Die Antragsgegnerin beantragte,
den Antrag abzulehnen und die Klage abzuweisen.
Der Zwei-Drittel-Zeitpunkt werde am 24. November 2017 erreicht. Aufgrund des Jugendstrafrechts könnte eine Entlassung allerdings auch erheblich früher erfolgen.
Wegen der weiteren Einzelheiten des Sach- und Streitstandes wird auf die Gerichts- und die vorgelegten Behördenakten verwiesen.
II.
Der Antrag ist zulässig aber unbegründet.
Hat eine Anfechtungsklage – wie hier gemäß § 80 Abs. 2 Satz 1 Nr. 3 VwGO i.V.m. § 84 Abs. 1 Nr. 1 AufenthG und Art. 21a des Bayerischen Verwaltungszustellungs- und Vollstreckungsgesetzes (VwZVG) – entgegen der Regel des § 80 Abs. 1 VwGO kraft Gesetzes keine aufschiebende Wirkung, kann das Gericht der Hauptsache auf Antrag die aufschiebende Wirkung nach § 80 Abs. 5 Satz 1 VwGO anordnen. Das Gericht trifft dabei eine eigene Ermessensentscheidung, wobei es das private Interesse des Antragstellers an der aufschiebenden Wirkung seines Rechtsbehelfs gegen das öffentliche Interesse an der sofortigen Vollziehung des Bescheides abzuwägen hat. Bei dieser Abwägung sind auch die Erfolgsaussichten des Hauptsacheverfahrens zu berücksichtigen, die ein wesentliches, allerdings nicht das alleinige Indiz für und gegen die Begründetheit des einstweiligen Rechtsschutzbegehrens sind. Ergibt die im Eilverfahren allein mögliche, aber auch ausreichende summarische Prüfung der Erfolgsaussichten, dass die Klage offensichtlich erfolglos bleiben wird, tritt das Interesse eines Antragstellers regelmäßig zurück. Erweist sich dagegen der angegriffene Bescheid schon bei kursorischer Prüfung als offensichtlich rechtswidrig, besteht kein öffentliches Interesse an dessen sofortiger Vollziehung. Ist der Ausgang des Hauptsacheverfahrens hingegen nicht hinreichend absehbar, verbleibt es bei der Interessenabwägung.

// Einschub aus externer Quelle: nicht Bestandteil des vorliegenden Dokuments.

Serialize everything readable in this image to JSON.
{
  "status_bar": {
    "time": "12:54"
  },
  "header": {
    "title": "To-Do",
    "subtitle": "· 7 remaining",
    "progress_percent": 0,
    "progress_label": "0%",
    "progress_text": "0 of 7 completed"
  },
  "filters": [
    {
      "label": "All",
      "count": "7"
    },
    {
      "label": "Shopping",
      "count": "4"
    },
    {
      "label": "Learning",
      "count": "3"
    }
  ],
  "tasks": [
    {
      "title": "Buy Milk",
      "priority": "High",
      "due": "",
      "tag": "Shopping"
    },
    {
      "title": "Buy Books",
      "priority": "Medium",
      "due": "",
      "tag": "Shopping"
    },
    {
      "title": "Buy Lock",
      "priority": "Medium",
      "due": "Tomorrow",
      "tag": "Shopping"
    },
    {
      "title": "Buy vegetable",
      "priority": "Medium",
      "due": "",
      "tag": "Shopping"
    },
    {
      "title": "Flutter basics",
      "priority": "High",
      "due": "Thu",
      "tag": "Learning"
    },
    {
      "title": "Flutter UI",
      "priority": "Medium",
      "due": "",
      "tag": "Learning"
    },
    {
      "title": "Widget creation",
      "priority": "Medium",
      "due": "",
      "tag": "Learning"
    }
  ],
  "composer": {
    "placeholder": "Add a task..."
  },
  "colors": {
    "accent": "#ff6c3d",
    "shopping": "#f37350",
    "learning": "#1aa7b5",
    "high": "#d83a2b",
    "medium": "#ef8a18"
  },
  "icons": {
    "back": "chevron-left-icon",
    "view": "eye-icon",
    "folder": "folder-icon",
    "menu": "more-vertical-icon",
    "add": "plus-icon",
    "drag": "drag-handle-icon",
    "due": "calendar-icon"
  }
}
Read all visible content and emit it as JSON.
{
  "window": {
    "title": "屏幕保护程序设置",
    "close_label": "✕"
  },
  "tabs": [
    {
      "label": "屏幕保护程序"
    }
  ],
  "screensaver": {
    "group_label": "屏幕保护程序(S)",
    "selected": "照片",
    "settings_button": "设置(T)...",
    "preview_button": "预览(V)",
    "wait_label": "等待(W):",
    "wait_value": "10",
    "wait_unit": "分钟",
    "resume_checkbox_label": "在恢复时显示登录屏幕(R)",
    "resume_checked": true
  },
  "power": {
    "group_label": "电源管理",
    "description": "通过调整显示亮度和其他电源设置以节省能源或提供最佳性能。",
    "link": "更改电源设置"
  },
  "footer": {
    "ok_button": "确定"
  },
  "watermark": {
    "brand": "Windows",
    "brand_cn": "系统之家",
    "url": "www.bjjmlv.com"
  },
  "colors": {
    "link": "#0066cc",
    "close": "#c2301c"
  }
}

Gemessen an diesen Grundsätzen ist im vorliegenden Fall davon auszugehen, dass die Klage des Antragstellers nach derzeitiger Einschätzung und nach summarischer Prüfung erfolglos bleiben wird. Damit überwiegt das öffentliche Interesse an der sofortigen Vollziehung das persönliche Interesse des Antragstellers an der aufschiebenden Wirkung seiner Klage.
Die Antragsgegnerin hat die Erteilung bzw. Verlängerung eines Aufenthaltstitels zu Recht abgelehnt. Die Abschiebungsandrohung begegnet ebenso keinen rechtlichen Bedenken. Der angefochtene Bescheid erweist sich bei summarischer Prüfung als rechtmäßig und verletzt den Antragsteller nicht in seinen Rechten (§ 113 Abs. 5 Satz 1, Abs. 1 Satz 1 VwGO).
1. Der Erteilung oder Verlängerung eines Aufenthaltstitels steht gemäß § 11 Abs. 1 Satz 2 i.V.m. Satz 1 AufenthG bereits die Sperrwirkung der in Ziff. 1 des streitgegenständlichen Bescheids verfügten Ausweisung entgegen. Nach dieser Vorschrift wird einem Ausländer, der ausgewiesen worden ist, auch bei Vorliegen der Voraussetzungen eines Anspruchs nach dem Aufenthaltsgesetz kein Aufenthaltstitel erteilt. Die Sperrwirkung der Ausweisung greift gemäß § 84 Abs. 2 Satz 1 AufenthG, wonach die Wirksamkeit der Ausweisung von Widerspruch und Klage unberührt bleibt, unabhängig davon ein, ob die Ausweisungsverfügung sofort vollziehbar oder bestandskräftig ist (vgl. Hailbronner, AufenthG, 91. Aktualisierung, September 2015, § 11 Rz. 18 f.). Eine Durchbrechung der Sperrwirkung ist aufgrund des sich aus Art. 19 Abs. 4 GG ergebenden Gebotes effektiven Rechtsschutzes jedoch dann erforderlich, wenn ein Antrag auf Erteilung oder Verlängerung eines Aufenthaltstitels unter Bezugnahme auf eine gleichzeitig erlassene Ausweisung abgelehnt wurde und sich die Ausweisung als rechtswidrig darstellt. In solchen Fällen ist im Rahmen des Verfahrens nach § 80 Abs. 5 VwGO auf Anordnung der aufschiebenden Wirkung der Klage gegen die Versagung des Titels inzident auch die Rechtmäßigkeit der ausgesprochenen Ausweisungsverfügung summarisch zu prüfen (vgl. BVerfG, Kammerb.v. 29.3.2007 – 2 BvR 1977/06 – NVwZ 2007, 948 ff.; HessVGH, B.v. 17.8.1995 – 13 TH 3304/94 – NVwZ-RR 1996, 112ff.; VG München, B.v. 25.11.2013 – M 25 S. 13.2682 – juris – Rn. 55).
Aufgrund dieser summarischen Prüfung ergeben sich keine ernsthaften Zweifel an der Rechtmäßigkeit der Ausweisung, sodass die von ihr entfaltete Sperrwirkung der Erteilung eines Aufenthaltstitels entgegensteht.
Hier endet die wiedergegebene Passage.